In the aftermath or this comment, Obama stated that in no way did he mean to “diminish the attorney general’s professional accomplishments”, but in listing her good looks in a way that causes them to seem of equal importance to her real “professional accomplishments” this is exactly what he is doing. The same kind of inane view expressed by Bill Richardson is shared by Gretchen Carlson of Fox news, who wishes that we “wouldn’t be so constantly PC on the issue because it’s true, she’s attractive, so what?’ The thing is, Gretchen, women have fought long and hard to be judged on the same criteria as men. To be judged on their intelligence and drive, not by their appearance or merely as an attractive ornament in an often male dominated and orientated workplace. In being “brillant, dedicated and tough”, Kamala Harris is being judged against a backdrop of power and intelligence. However, in being ‘the best looking attorney general in the country’ she is being judged against a backdrop of appearance and beauty. A setting which you simply would not find any male of the same profession being judged within.

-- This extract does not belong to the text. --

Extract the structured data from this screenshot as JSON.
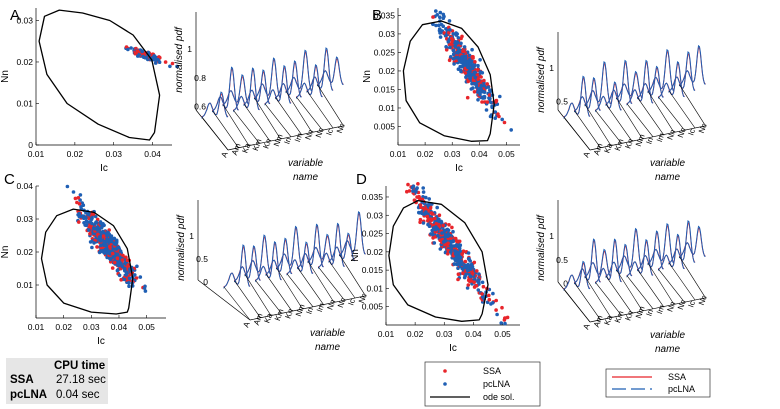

I don’t know Barack Obama on a personal level, but I reckon that he is almost definitely not a bigoted sexist on a mission to objectify women, and by no means am I trying to construct him as one. Nor am I suggesting that every time a male pays a female a comment there ought to be uproar. If the president wants to tell the attorney general en route to an event that her hair looks great, that’s OK. The issue here is that Obama made this comment in a professional environment, and it is not OK to comment on Ms Harris’ appearance with regards to her success as attorney general, because in this professional environment appearance based on gender should not feature as a merit.